One cannot argue with photographs, and that is the inherent problem of the medium. A photograph is often viewed as exactly what it represents—a destroyed building, a dead child. It can scream, but it rarely speaks or engages us like the written or spoken word. In capturing death it is the apparent duty of most photographs to leave us “speechless.”
In 1862, Civil War photographer Mathew Brady became the first to cross the death barrier when he displayed his collection of photographs, “The Dead of Antietam.” His images of Confederate casualties set the standard for all reactions to atrocity photos to come—moral outrage at the invasion of death’s privacy, and at the stunning indictment of war.

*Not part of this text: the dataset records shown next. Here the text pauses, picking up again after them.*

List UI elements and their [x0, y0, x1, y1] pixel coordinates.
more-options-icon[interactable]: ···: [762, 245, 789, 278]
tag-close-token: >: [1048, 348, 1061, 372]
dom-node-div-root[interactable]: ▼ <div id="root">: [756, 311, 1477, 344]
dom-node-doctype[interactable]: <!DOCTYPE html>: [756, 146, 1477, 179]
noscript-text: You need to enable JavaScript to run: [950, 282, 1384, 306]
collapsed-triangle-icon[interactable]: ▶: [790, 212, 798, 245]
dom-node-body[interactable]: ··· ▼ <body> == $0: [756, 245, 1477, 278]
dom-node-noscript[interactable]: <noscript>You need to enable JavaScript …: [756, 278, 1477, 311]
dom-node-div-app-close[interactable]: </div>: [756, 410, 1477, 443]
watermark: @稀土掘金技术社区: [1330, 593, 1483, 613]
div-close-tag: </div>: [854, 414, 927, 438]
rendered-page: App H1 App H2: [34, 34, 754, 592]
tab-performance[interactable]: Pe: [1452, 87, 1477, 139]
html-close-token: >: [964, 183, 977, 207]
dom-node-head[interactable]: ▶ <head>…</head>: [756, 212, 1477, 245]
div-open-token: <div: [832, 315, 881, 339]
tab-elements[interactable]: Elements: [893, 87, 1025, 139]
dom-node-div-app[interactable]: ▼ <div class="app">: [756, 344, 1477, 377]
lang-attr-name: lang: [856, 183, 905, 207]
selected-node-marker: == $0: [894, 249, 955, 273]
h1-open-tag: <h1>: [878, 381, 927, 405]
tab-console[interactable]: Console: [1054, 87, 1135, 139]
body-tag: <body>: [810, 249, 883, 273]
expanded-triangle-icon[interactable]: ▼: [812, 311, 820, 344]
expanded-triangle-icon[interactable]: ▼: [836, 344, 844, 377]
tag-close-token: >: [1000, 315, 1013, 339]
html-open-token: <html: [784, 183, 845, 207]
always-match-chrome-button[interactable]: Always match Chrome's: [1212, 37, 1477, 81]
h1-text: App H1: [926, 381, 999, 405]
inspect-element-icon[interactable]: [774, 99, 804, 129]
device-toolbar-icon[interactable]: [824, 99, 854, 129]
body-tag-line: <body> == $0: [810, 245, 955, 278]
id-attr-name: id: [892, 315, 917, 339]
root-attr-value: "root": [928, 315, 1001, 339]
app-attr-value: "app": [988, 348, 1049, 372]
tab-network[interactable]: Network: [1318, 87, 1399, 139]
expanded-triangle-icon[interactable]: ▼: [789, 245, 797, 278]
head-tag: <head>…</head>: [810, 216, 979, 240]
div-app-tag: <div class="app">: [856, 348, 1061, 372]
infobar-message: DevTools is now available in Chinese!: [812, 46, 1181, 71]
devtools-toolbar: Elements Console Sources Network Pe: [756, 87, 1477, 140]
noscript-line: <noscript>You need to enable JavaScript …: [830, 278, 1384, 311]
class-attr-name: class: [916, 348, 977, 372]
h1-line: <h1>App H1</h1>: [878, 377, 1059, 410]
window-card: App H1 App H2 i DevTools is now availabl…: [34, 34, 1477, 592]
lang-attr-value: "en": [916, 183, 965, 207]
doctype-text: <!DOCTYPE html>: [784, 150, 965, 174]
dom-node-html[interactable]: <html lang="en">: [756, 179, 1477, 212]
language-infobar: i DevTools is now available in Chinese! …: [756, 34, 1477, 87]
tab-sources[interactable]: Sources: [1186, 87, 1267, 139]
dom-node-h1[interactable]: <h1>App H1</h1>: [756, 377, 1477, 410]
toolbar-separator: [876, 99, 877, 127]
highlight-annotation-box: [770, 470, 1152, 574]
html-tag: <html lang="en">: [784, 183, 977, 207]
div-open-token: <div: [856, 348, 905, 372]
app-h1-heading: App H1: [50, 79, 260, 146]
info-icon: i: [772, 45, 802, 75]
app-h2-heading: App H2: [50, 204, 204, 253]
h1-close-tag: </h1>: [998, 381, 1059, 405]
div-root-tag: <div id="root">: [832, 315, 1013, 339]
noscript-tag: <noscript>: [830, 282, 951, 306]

As Susan Sontag wrote in her 1972 treatise On Photography, the reactions are suspect and limited because “a capitalist society requires a culture based on images. It needs to furnish vast amounts of entertainment in order to stimulate buying and anesthetize the injuries of class, race, and sex…. It needs to gather unlimited amounts of information.” While one would assume that these images could change history and sway public opinion, Sontag concludes to the contrary: “the attempts by photographers to bolster up a depleted sense of reality contribute to the depletion.”
In light of the last 30 years of—not entirely annoying—postmodern theory, Sontag’s strident criticism now seems as artificially old-timey as boudoir photography. It is true that before calculated shock wears off, new images are presented to us—often before we can engage with the photograph. But to assume that taking and looking at photos only leaves us with a sense of immobility is to assume that we have no active relationship with photographic images. Sontag’s belief that one can never understand and connect with photographs, again, informs much of her recent book, Regarding the Pain of Others. Yet the problem with trying to locate a morality within the aesthetics of photography is that photography has no aesthetics. A picture’s power (and secret) never resides in the focus of its content, but rather in questions of why the photo was taken and what the relationship between photographer and subject is. We take photos to remember (and is there anything we forget more than death?) but Sontag felt that “our oppressive sense of transience of everything is more acute since the camera gave us the means to ‘fix’ the fleeting moment.”
In contrast, the late critic Roland Barthes was fascinated by these questions. Like Sontag, he found attempts by photographers to aestheticize their work (“classic” composition, ironic whimsy, exploiting grain and materiality) to be vulgar but despite this, he saw in a photograph’s unintended, discrete elements, the power to convey mortality with great lucidity. He called this detail in a photograph “the punctum”; in literal terms, a detail that pierced him when viewing. With the unaesthetic snapshot being the only kind of photograph to consistently capture the popular imagination, history has borne out Barthes’ theory. Without the bluff and hustle of clumsy aesthetics, snapshots can only speak the truth of photography’s covert mission—the containment and neutralizing of death.
Many war photographs are snapshots. Most are not. Nick Ut’s photograph of Kim Phuc fleeing her village after a US napalm attack is a snapshot and perhaps singular in its intensity. In the photo, a group of fleeing children is centered by the naked, burnt Kim Phuc, her face expressing an unknowable suffering. In the background, the satanic cloud of napalm is a grey haze. Following the children, three soldiers gesture—implying everything from practiced calm to numb shock. Their suffering too, is unknowable. Were we ever meant to see this photograph?
War, by its very nature, is spectacle—a grand staged execution—and staged photos are often the only images we are allowed to see. Another photo from the Vietnam War—Eddie Adams’s photo of an executioner’s bullet as it strikes a still-standing prisoner on the street in Saigon—was staged. The bullet is real, the corpse is real but the execution was moved outside for the benefit of the press. Its formal posing ultimately disturbs more than the before-death gaze on the prisoner’s face.
Thirty years and a change of location later, the photos taken by the 320th and 372nd Battalion of Military Police stationed at Abu Ghraib are, like all unforgettable photographs, snapshots. The chill at first glance is what most would assume is the ultimate evidence of a battered country’s degradation but what stops the heart cold is beyond the photographs’ focal points of shamed bodies. Why did they casually document these acts? Officials have claimed that the photos were taken in order to intimidate other prisoners; the suggestion of which serves to normalize the photos as elements of proper war spectacle. But what of the look of glee on the prison guards’ faces while committing acts of sadism informed as much by high school hazing as by the CIA handbook? Are they not similar to looks on Cancun vacationers’ faces, caught in a saucy tableau by the camera’s flash? A not unlikely comparison as the battalions have been distanced from the “regular” army in the press. They are a reserve unit, untrained and drawn from common fields like data processing and the service industry. The purpose of these images is, under closer scrutiny, the same purpose behind vacation photos—proof of adventure and dominance over an exotic locale. If these images were, as they were purported to be, created to intimidate, do they continue to intimidate us as spectators? Even with the arrangement and posing they are snapshots, and as snapshots they only reveal an impotent, banal evil.